Our Swiss friends Jo and Debi

Our Swiss friends Jo and Debi

  • The jealous looks from all the other trekkers on the trail as they forked out tons of cash for bottled or filtered water on the trail, and we used our Camelbak All Clear purification system. (or, as we called it because of its awesome blue light, our rave bottle)



  • The country of Nepal is like one big Escher painting. You want to gain altitude? Trek uphill. You want to lose altitude? Trek uphill. No matter where you go, you will always be going uphill.
Think this for a week straight

Think this for a week straight

  • Whitney vomiting on the side of Poon Hill as we ascended in a line of 300 over-eager tourists in the dark.

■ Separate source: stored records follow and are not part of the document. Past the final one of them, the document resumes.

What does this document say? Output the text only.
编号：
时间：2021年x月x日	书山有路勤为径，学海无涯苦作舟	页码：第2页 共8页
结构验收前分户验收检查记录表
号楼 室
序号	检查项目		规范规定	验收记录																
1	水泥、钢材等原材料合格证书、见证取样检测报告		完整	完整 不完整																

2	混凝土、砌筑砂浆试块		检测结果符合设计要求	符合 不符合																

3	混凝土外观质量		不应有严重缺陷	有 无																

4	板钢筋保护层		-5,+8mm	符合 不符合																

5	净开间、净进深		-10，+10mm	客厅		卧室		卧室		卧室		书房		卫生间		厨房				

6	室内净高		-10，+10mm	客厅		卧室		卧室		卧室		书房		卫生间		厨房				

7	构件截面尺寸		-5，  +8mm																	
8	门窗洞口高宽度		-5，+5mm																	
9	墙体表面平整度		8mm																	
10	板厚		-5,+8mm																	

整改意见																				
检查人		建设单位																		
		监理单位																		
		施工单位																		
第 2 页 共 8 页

Even the ever-optimistic Santosh’s faith wavered in that moment. 
  • The crowd at Poon Hill disrupting the otherwise spectacular view.
The tranquility of the mountains... with 300 other people

The tranquility of the mountains... with 300 other people

  • Needing to go into a deep squat over a dark squat toilet (no electricity) in a freezing, monsoon-like downpour after descending 7,000ft in a single day. My thighs have never quaked with such intensity.
  • Taking Diamox for the two days we were at MBC and ABC—side effects of Diamox include near-constant need to pee, which, combined with the 5 liters of water per day that we were each instructed to drink, meant that we were constantly getting out of bed throughout the night to visit the icy squat toilet across camp.
  • On the second-to-last day on the trail, we decided to visit a natural hot springs. Somehow lured into a false sense of complacency by our recent trekking accomplishments, I decided to wear flip-flops. As with everything in Nepal, our little jaunt down to the hot springs was actually a 45-minute trek over uneven ground. I broke my toe on a large rock on the way back from the springs and was barely able to hobble through the last day of the trek.

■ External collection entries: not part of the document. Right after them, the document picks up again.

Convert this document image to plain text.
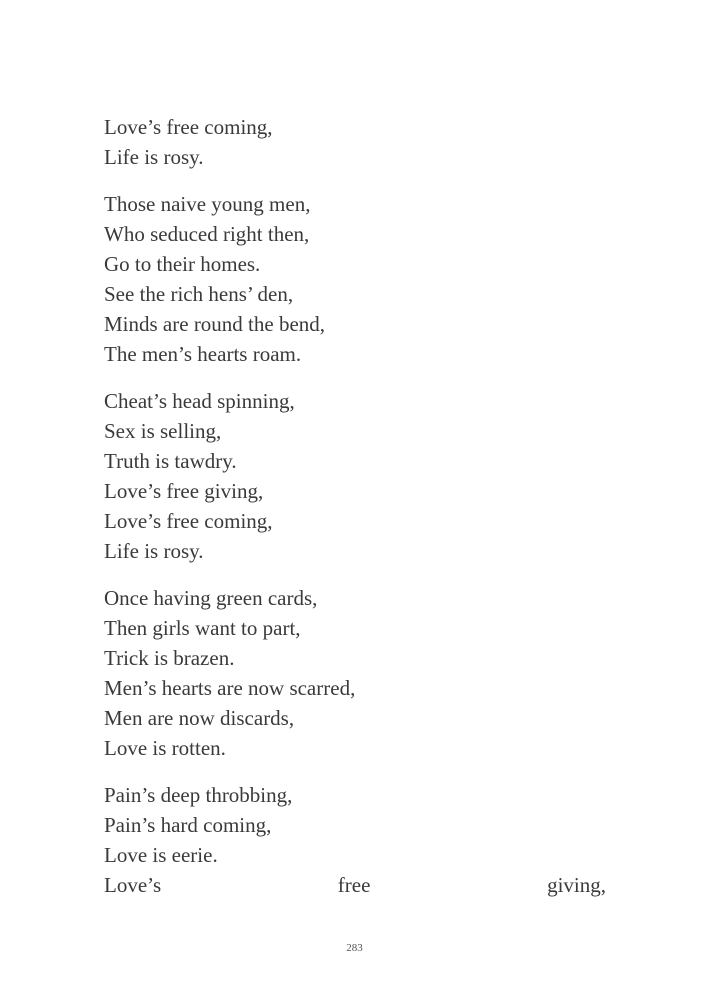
Love’s free coming,
Life is rosy.
Those naive young men,
Who seduced right then,
Go to their homes.
See the rich hens’ den,
Minds are round the bend,
The men’s hearts roam.
Cheat’s head spinning,
Sex is selling,
Truth is tawdry.
Love’s free giving,
Love’s free coming,
Life is rosy.
Once having green cards,
Then girls want to part,
Trick is brazen.
Men’s hearts are now scarred,
Men are now discards,
Love is rotten.
Pain’s deep throbbing,
Pain’s hard coming,
Love is eerie.
Love’s	free	giving,
283
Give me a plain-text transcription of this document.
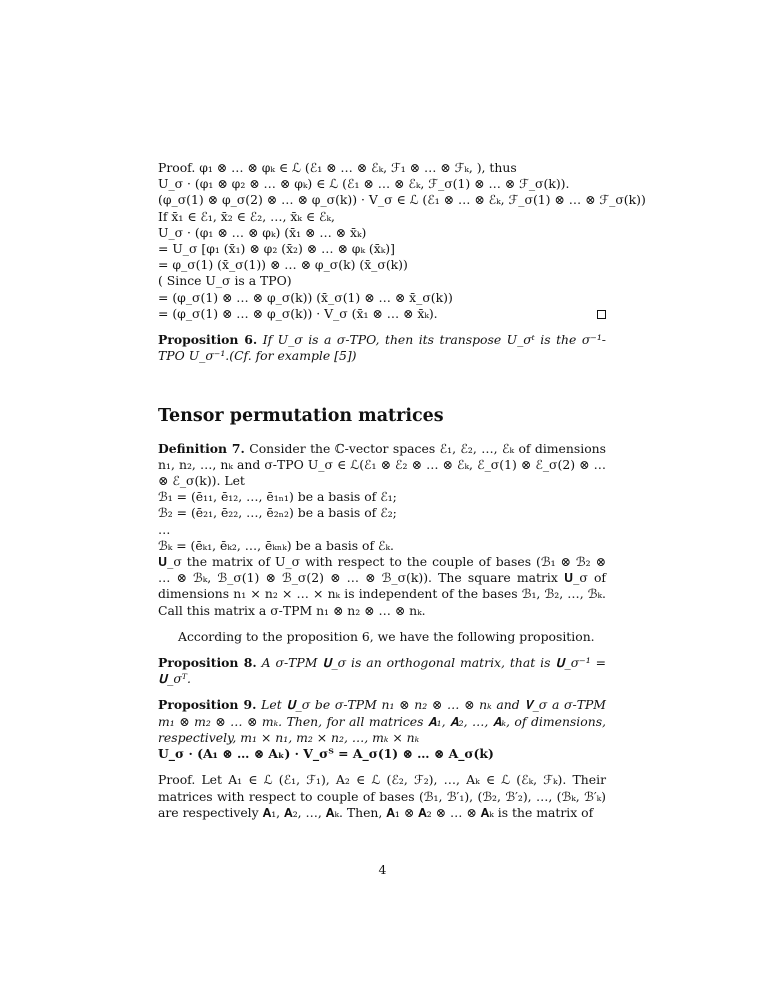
Proof. φ₁ ⊗ … ⊗ φₖ ∈ ℒ (ℰ₁ ⊗ … ⊗ ℰₖ, ℱ₁ ⊗ … ⊗ ℱₖ, ), thus
U_σ · (φ₁ ⊗ φ₂ ⊗ … ⊗ φₖ) ∈ ℒ (ℰ₁ ⊗ … ⊗ ℰₖ, ℱ_σ(1) ⊗ … ⊗ ℱ_σ(k)).
(φ_σ(1) ⊗ φ_σ(2) ⊗ … ⊗ φ_σ(k)) · V_σ ∈ ℒ (ℰ₁ ⊗ … ⊗ ℰₖ, ℱ_σ(1) ⊗ … ⊗ ℱ_σ(k))
If x̄₁ ∈ ℰ₁, x̄₂ ∈ ℰ₂, …, x̄ₖ ∈ ℰₖ,
U_σ · (φ₁ ⊗ … ⊗ φₖ) (x̄₁ ⊗ … ⊗ x̄ₖ)
= U_σ [φ₁ (x̄₁) ⊗ φ₂ (x̄₂) ⊗ … ⊗ φₖ (x̄ₖ)]
= φ_σ(1) (x̄_σ(1)) ⊗ … ⊗ φ_σ(k) (x̄_σ(k))
( Since U_σ is a TPO)
= (φ_σ(1) ⊗ … ⊗ φ_σ(k)) (x̄_σ(1) ⊗ … ⊗ x̄_σ(k))
= (φ_σ(1) ⊗ … ⊗ φ_σ(k)) · V_σ (x̄₁ ⊗ … ⊗ x̄ₖ).
Proposition 6. If U_σ is a σ-TPO, then its transpose U_σᵗ is the σ⁻¹-TPO U_σ⁻¹.(Cf. for example [5])
Tensor permutation matrices
Definition 7. Consider the ℂ-vector spaces ℰ₁, ℰ₂, …, ℰₖ of dimensions n₁, n₂, …, nₖ and σ-TPO U_σ ∈ ℒ(ℰ₁ ⊗ ℰ₂ ⊗ … ⊗ ℰₖ, ℰ_σ(1) ⊗ ℰ_σ(2) ⊗ … ⊗ ℰ_σ(k)). Let
ℬ₁ = (ē₁₁, ē₁₂, …, ē₁ₙ₁) be a basis of ℰ₁;
ℬ₂ = (ē₂₁, ē₂₂, …, ē₂ₙ₂) be a basis of ℰ₂;
…
ℬₖ = (ēₖ₁, ēₖ₂, …, ēₖₙₖ) be a basis of ℰₖ.
𝐔_σ the matrix of U_σ with respect to the couple of bases (ℬ₁ ⊗ ℬ₂ ⊗ … ⊗ ℬₖ, ℬ_σ(1) ⊗ ℬ_σ(2) ⊗ … ⊗ ℬ_σ(k)). The square matrix 𝐔_σ of dimensions n₁ × n₂ × … × nₖ is independent of the bases ℬ₁, ℬ₂, …, ℬₖ. Call this matrix a σ-TPM n₁ ⊗ n₂ ⊗ … ⊗ nₖ.
According to the proposition 6, we have the following proposition.
Proposition 8. A σ-TPM 𝐔_σ is an orthogonal matrix, that is 𝐔_σ⁻¹ = 𝐔_σᵀ.
Proposition 9. Let 𝐔_σ be σ-TPM n₁ ⊗ n₂ ⊗ … ⊗ nₖ and 𝐕_σ a σ-TPM m₁ ⊗ m₂ ⊗ … ⊗ mₖ. Then, for all matrices 𝐀₁, 𝐀₂, …, 𝐀ₖ, of dimensions, respectively, m₁ × n₁, m₂ × n₂, …, mₖ × nₖ
𝐔_σ · (𝐀₁ ⊗ … ⊗ 𝐀ₖ) · 𝐕_σᵀ = 𝐀_σ(1) ⊗ … ⊗ 𝐀_σ(k)
Proof. Let A₁ ∈ ℒ (ℰ₁, ℱ₁), A₂ ∈ ℒ (ℰ₂, ℱ₂), …, Aₖ ∈ ℒ (ℰₖ, ℱₖ). Their matrices with respect to couple of bases (ℬ₁, ℬ′₁), (ℬ₂, ℬ′₂), …, (ℬₖ, ℬ′ₖ) are respectively 𝐀₁, 𝐀₂, …, 𝐀ₖ. Then, 𝐀₁ ⊗ 𝐀₂ ⊗ … ⊗ 𝐀ₖ is the matrix of
4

  • Getting passed on the trail by everyone from 5 to 85-year-old Nepali people carrying massive loads. We were entirely outclassed.
So that's how they build the tea houses

So that's how they build the tea houses

Fresh chicken!

Fresh chicken!

  • Crossing active avalanche zones on the way to Base Camp. While seeing and hearing avalanches just on the other side of the valley.
Walk faster

Walk faster

  • Watching clouds gather in the afternoon and not knowing if you could make it to the tea house in time to avoid getting soaked (and therefore freezing) on the trail.
Himalayan hail storm

Himalayan hail storm

  • When Santosh told us that after Chomrong (2170m), we shouldn’t take any more showers, because we’d get colds. Thinking we knew better, at Dovan (2580m), we each snuck a shower. Our sense of smug cleanliness lasted through the next morning when, sure enough, we both woke up with head colds that dogged us all the way through the end of the trek.

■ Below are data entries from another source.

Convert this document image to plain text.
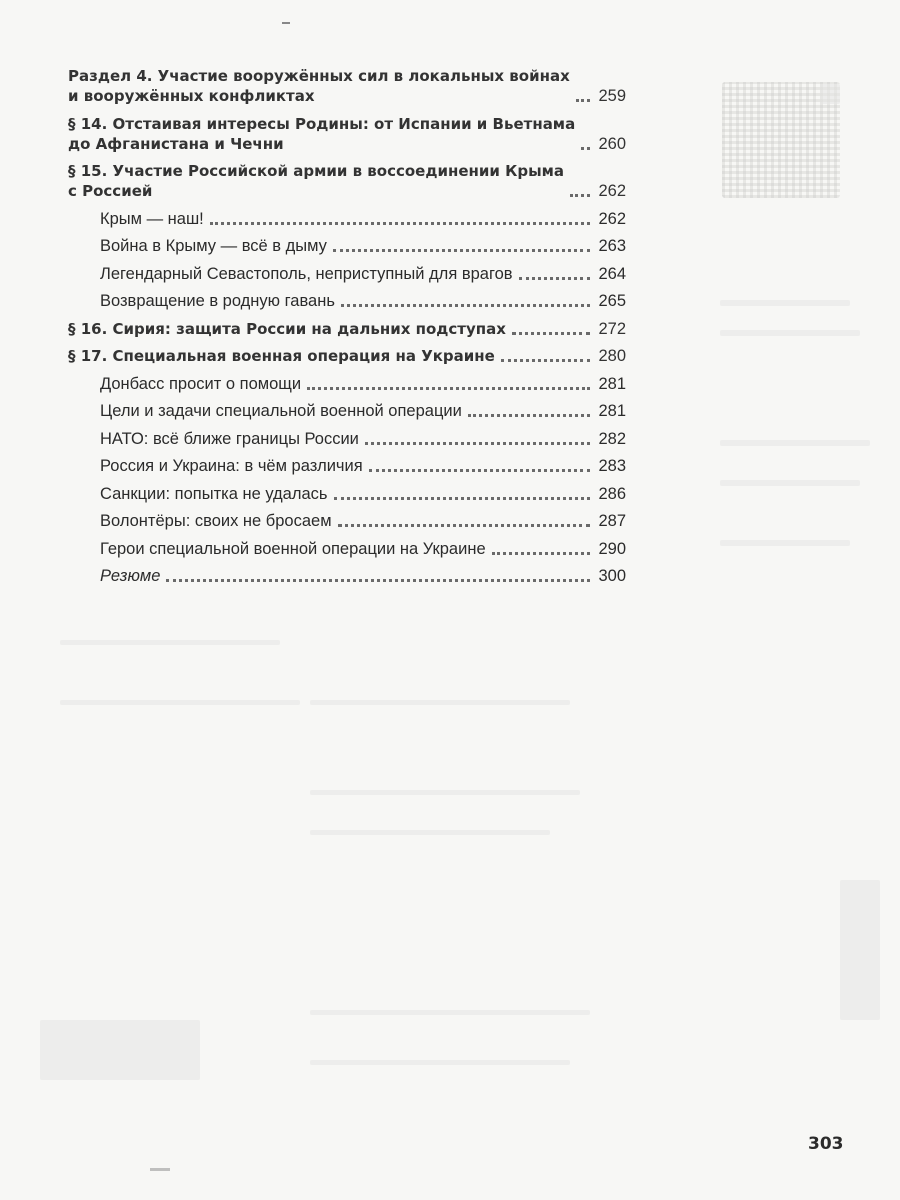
Раздел 4. Участие вооружённых сил в локальных войнах
и вооружённых конфликтах	259
§ 14. Отстаивая интересы Родины: от Испании и Вьетнама
до Афганистана и Чечни	260
§ 15. Участие Российской армии в воссоединении Крыма
с Россией	262
Крым — наш!	262
Война в Крыму — всё в дыму	263
Легендарный Севастополь, неприступный для врагов	264
Возвращение в родную гавань	265
§ 16. Сирия: защита России на дальних подступах	272
§ 17. Специальная военная операция на Украине	280
Донбасс просит о помощи	281
Цели и задачи специальной военной операции	281
НАТО: всё ближе границы России	282
Россия и Украина: в чём различия	283
Санкции: попытка не удалась	286
Волонтёры: своих не бросаем	287
Герои специальной военной операции на Украине	290
Резюме	300
303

  • The 3 classifications of incline in Nepal, according to Santosh:
    • Nepali Flat (straight uphill)
    • European Flat (mostly flat)
    • American Flat (downhill)
  • “Dal bhat power, 24 hour. No toilet! No shower!” (our team motto)
  • Seeing a recipe for stuffed camel inexplicably adorning the walls of our Machhapuchhre Base Camp tea house.
The answer to our wedding catering questions

The answer to our wedding catering questions

  • Overhearing (through the paper-thin walls of the tea house at Dovan) a hilarious conversation in which a Canadian “musician” (dubious), explained to his hapless roommate that “Mumford and Sons are like, so overrated and overplayed. When Americans discover new music they like, you’d think they invented it. But if you’re into good music, there’s this other guy. He’s pretty under the radar, but I think he’s really awesome and up and coming. His music just does something to me man. He’s called John Mayer and I think he’s gonna be huge. His new album, “Room for Squares” is just mind-blowing.”